A Study in Charlotte (Charlotte Holmes, #1)

And Holmes? Not sick at all. He faked his symptoms. Starved himself for three days until he was skin and bone, then applied a convincing coat of stage makeup to make himself appear at death’s door. As for the box—well. He wasn’t in any danger. He reminds Watson that he always thoroughly examines his mail.

Charlotte Holmes had stripped the “Dying Detective” for details and rearranged them to make her own narrative, pulling Lena in on her scheme to sell the story. I wondered who the man in the ski mask was. Tom? Unlikely. Still, it was just the sort of story that our Sherlock-obsessed murderer would’ve seized on and used against us.

The part I couldn’t get over, that distracted me from even this show of Charlotte Holmes’s powers, was remembering how much my great-great-great-grandfather had trusted hers. Oysters, I remembered. Between the instructions he’d given Dr. Watson, Sherlock Holmes had been ranting, in his “hallucinations,” about oysters.

And his partner had still followed his directions exactly.

I thought about the piped-in interrogation in the police station.

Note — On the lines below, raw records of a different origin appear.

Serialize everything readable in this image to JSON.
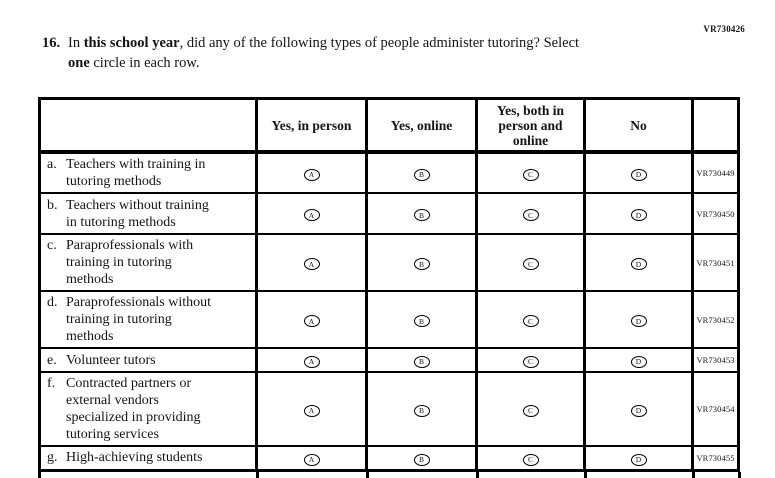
{
  "page_code": "VR730426",
  "question": {
    "number": "16.",
    "line1_pre": "In ",
    "line1_bold": "this school year",
    "line1_rest": ", did any of the following types of people administer tutoring? Select",
    "line2_bold": "one",
    "line2_rest": " circle in each row."
  },
  "table": {
    "headers": [
      "",
      "Yes, in person",
      "Yes, online",
      "Yes, both in\nperson and\nonline",
      "No",
      ""
    ],
    "options": [
      "A",
      "B",
      "C",
      "D"
    ],
    "rows": [
      {
        "letter": "a.",
        "label": "Teachers with training in\ntutoring methods",
        "code": "VR730449"
      },
      {
        "letter": "b.",
        "label": "Teachers without training\nin tutoring methods",
        "code": "VR730450"
      },
      {
        "letter": "c.",
        "label": "Paraprofessionals with\ntraining in tutoring\nmethods",
        "code": "VR730451"
      },
      {
        "letter": "d.",
        "label": "Paraprofessionals without\ntraining in tutoring\nmethods",
        "code": "VR730452"
      },
      {
        "letter": "e.",
        "label": "Volunteer tutors",
        "code": "VR730453"
      },
      {
        "letter": "f.",
        "label": "Contracted partners or\nexternal vendors\nspecialized in providing\ntutoring services",
        "code": "VR730454"
      },
      {
        "letter": "g.",
        "label": "High-achieving students",
        "code": "VR730455"
      }
    ]
  }
}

About the little notebook that still lay open between us on the table. About how my own doubts about Holmes’s innocence ran alongside my doubt that she could get us out of this mess.

She had just gotten us out of this mess. And no matter what my head wanted to tell me, I knew in my bones that she wasn’t a killer.

“I’m sorry I didn’t trust you,” I said to my Holmes, in a low voice.

She shook her head. “I needed your shock to be genuine for me to sell it.”

“I don’t mean about the details. I don’t need to hear the details.” I reached across the table to put my hand on hers. “I meant to say that I won’t doubt you again.”

I watched her catalog me. The planes of my face, the tilt of my head, how I sat in my chair, my fingers’ heat and the ruck of my hair: she took it all in, deduced from what she saw, and came up, in the end, with something she hadn’t expected.

“You won’t,” she said with flat surprise. “You really won’t, will you?”

Next to me, my father cleared his throat. I didn’t spare him a glance.

When Shepard returned from speaking to his team, we gave him the background on the Culverton Smith story. And he told us what we already knew. They had, in fact, found a spring loaded into the ivory box, poised to strike when it was slid open. That spring was coated in an infectious tropical disease; the police lab weren’t sure of its exact origin, but they guessed it to be Asia. Samples of this kind were tightly controlled, and so far, their search into local scientists who had requested access to them had ended in an absolute null.

(I asked Holmes, much later, how she got her hands on the sample. She said something about Milo, an ex-girlfriend at the CDC, and “catching as catch can.”)

“This blows my list of suspects wide open,” Shepard said. “So we’re back to option one. Someone trying their damnedest to frame you two. We’ll need to talk about who out there in the world wants to get you. And I’ll have to notify the station that I won’t be needing a pair of cells. At least not tonight.”

So his plan had been to arrest us.

“Let us help you,” Holmes said. “I’m an official informant for Scotland Yard, and between Watson and me”—I was gratified to be back on a last-name basis—“we’re experts on the killer’s MO. Sherlock Holmes stories? We’re the obvious choice. Not to mention that we can informally question anyone at Sherringford without arousing suspicion, or that you’re getting an excellent chemist and a relatively fearless pugilist in the bargain. We’re not a bargain. We’re luxury goods.”

“No,” he said. “Absolutely not.”

Holmes shrugged; she’d anticipated this response. “Then I’ll conduct my own investigation, and deal with the culprit, after I catch him or her, as I see fit.”

“You actually think that threatening vigilante justice will make me want to take you two on?” Shepard demanded. “You’re a child. I don’t know how desperate the police are across the pond, but we play it by the book here. Isn’t it enough that you’re not suspects anymore? I don’t see any reason to put you and Jamie in the line of fire.”

“Really. Then perhaps call Scotland Yard again and ask them about what transpired after I sat through this exact conversation with DI Green. If she’s reluctant to speak to you, tell her you know all about the deep freezer, the meat hook, and how I found her two minutes before the killer returned. Honestly, I might’ve gotten myself there sooner if she hadn’t been such a cow about it. Just the year before I’d recovered three million pounds’ worth of jewels and given her all the credit.” She yawned. “Do it in the morning, though. I’m knackered.”

“But—”

“Mr. Watson, this was a lovely dinner. Would you mind taking us home now?” Without waiting for a response, Holmes disappeared into the garage, her gown trailing after her.

In her flair for the dramatic, she’d left behind my jacket and her phone. I collected them, trying not to feel like her valet.